Their rotation now consists of the following:
LHP John Lannan (10-13, 3.73, 32 GS, 178 2/3 IP)
LHP Tom Milone (1-0, 3.32, 4 GS, 21 2/3 IP)
RHP Brad Peacock (2-0, 0.75, 3G, 2 GS, 12 IP)
RHP Stephen Strasburg (0-1, 2.00, 4 GS, 18 IP, 14K's to 0 BB)
RHP Chien-Ming Wang (4-3, 4.04, 11 GS, 62 1/3 IP)
LHP Ross Detwiler (4-5, 3.00, 15 G, 10 GS, 66 IP)
No one on the team's current rotation, outside of Wang, is older than 27 and three of the five have dominated in the upper level of the minor leagues and could eventually be No. 2s or in Strasburg's case, No. 1 in the Nationals' rotation.
Assuming no starters of significance are traded or acquired, the Nationals have to fill five rotation spots will a plethora of legitimate candidates in 2012.
To break it down further, three pitchers—if they are retained—will be locks:
RHP Jordan Zimmermann
RHP Stephen Strasburg
LHP John Lannan
Now look at the battle for the final two spots:
1. LHP Ross Detwiler: The 2007 first-rounder hasn't been much other than a disappointment prior to 2011. He has had sprinkles of success in previous seasons, but since getting a chance to start consistently in August, the left-hander has made himself look like the right selection for the Nationals four years ago. Given his late season performance, he will more than likely be first in line for that fourth spot in the team's rotation in 2012.

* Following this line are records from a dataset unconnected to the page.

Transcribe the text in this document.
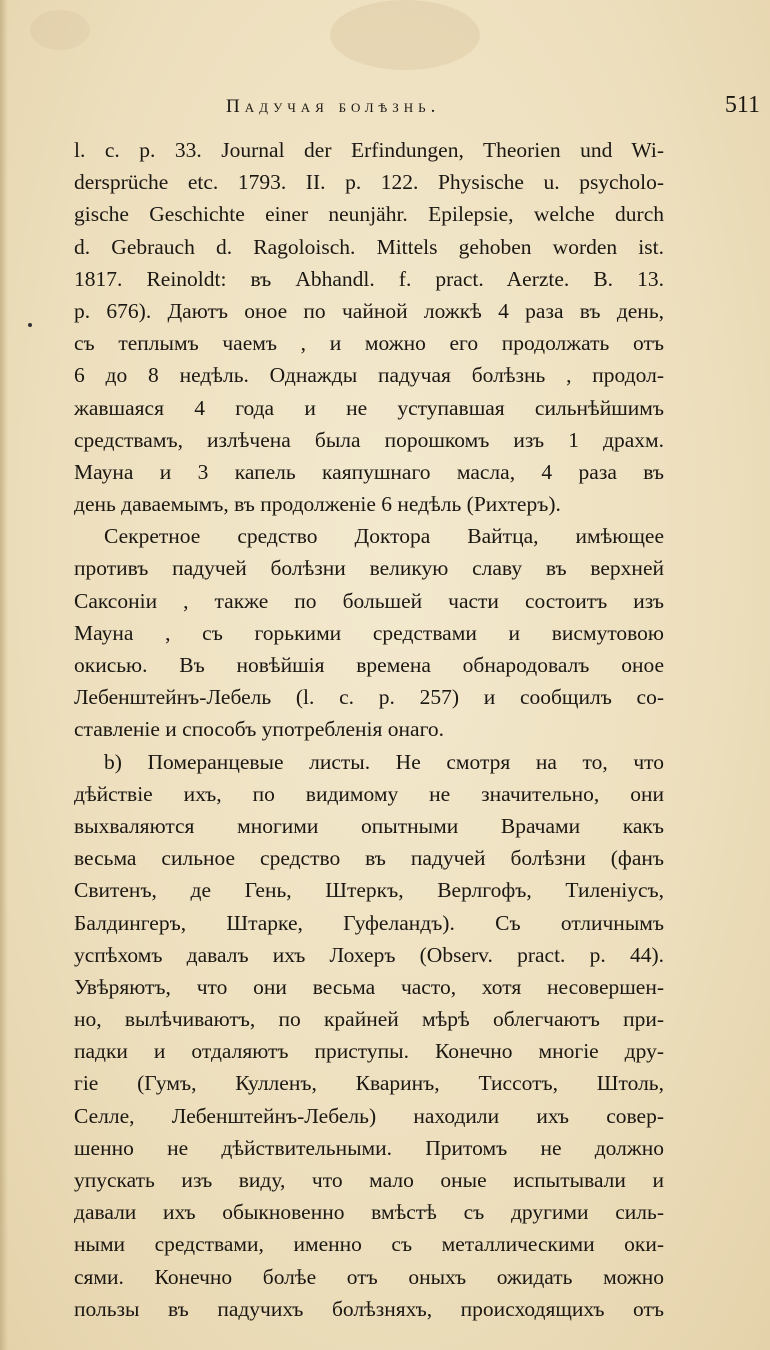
Падучая болѣзнь.	511
l. c. p. 33. Journal der Erfindungen, Theorien und Wi-
dersprüche etc. 1793. II. p. 122. Physische u. psycholo-
gische Geschichte einer neunjähr. Epilepsie, welche durch
d. Gebrauch d. Ragoloisch. Mittels gehoben worden ist.
1817. Reinoldt: въ Abhandl. f. pract. Aerzte. B. 13.
p. 676). Даютъ оное по чайной ложкѣ 4 раза въ день,
съ теплымъ чаемъ , и можно его продолжать отъ
6 до 8 недѣль. Однажды падучая болѣзнь , продол-
жавшаяся 4 года и не уступавшая сильнѣйшимъ
средствамъ, излѣчена была порошкомъ изъ 1 драхм.
Мауна и 3 капель каяпушнаго масла, 4 раза въ
день даваемымъ, въ продолженіе 6 недѣль (Рихтеръ).
Секретное средство Доктора Вайтца, имѣющее
противъ падучей болѣзни великую славу въ верхней
Саксоніи , также по большей части состоитъ изъ
Мауна , съ горькими средствами и висмутовою
окисью. Въ новѣйшія времена обнародовалъ оное
Лебенштейнъ-Лебель (l. c. p. 257) и сообщилъ со-
ставленіе и способъ употребленія онаго.
b) Померанцевые листы. Не смотря на то, что
дѣйствіе ихъ, по видимому не значительно, они
выхваляются многими опытными Врачами какъ
весьма сильное средство въ падучей болѣзни (фанъ
Свитенъ, де Гень, Штеркъ, Верлгофъ, Тиленіусъ,
Балдингеръ, Штарке, Гуфеландъ). Съ отличнымъ
успѣхомъ давалъ ихъ Лохеръ (Observ. pract. p. 44).
Увѣряютъ, что они весьма часто, хотя несовершен-
но, вылѣчиваютъ, по крайней мѣрѣ облегчаютъ при-
падки и отдаляютъ приступы. Конечно многіе дру-
гіе (Гумъ, Кулленъ, Кваринъ, Тиссотъ, Штоль,
Селле, Лебенштейнъ-Лебель) находили ихъ совер-
шенно не дѣйствительными. Притомъ не должно
упускать изъ виду, что мало оные испытывали и
давали ихъ обыкновенно вмѣстѣ съ другими силь-
ными средствами, именно съ металлическими оки-
сями. Конечно болѣе отъ оныхъ ожидать можно
пользы въ падучихъ болѣзняхъ, происходящихъ отъ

2. LHP Tom Milone: The 2010 minor league pitcher of the year for the club and dominated the International League at AAA for much of the '11 season. He posted a crazy K/BB ratio of nearly 10-1. Did I mention that this kid tops out in the low 90s on his fastball?
3. RHP Brad Peacock: He dominated the Eastern League and got invited to the Future's game along with Bryce Harper. He even pitched well in a cup of coffee at AAA before posting a sub 1.00 ERA with the Nationals.
4. Chien-Ming Wang: The Nationals spent almost two years waiting on Wang's return to the big leagues and were rewarded with four quality starts and five-plus innings in every outing other than his first start back in the bigs.
All four pitchers have a legitimate case for being a National on opening day, but barring a big free agent acquisition, there will be four of them fighting for just two spots.
The logjam in the rotation can only lead one to believe that the Nationals have come a long, long way with their pitching staff. It was only a few years ago when players like Tony Armas Jr, Odalis Perez, and Ramon Ortiz were some the Nationals "top" rotation arms.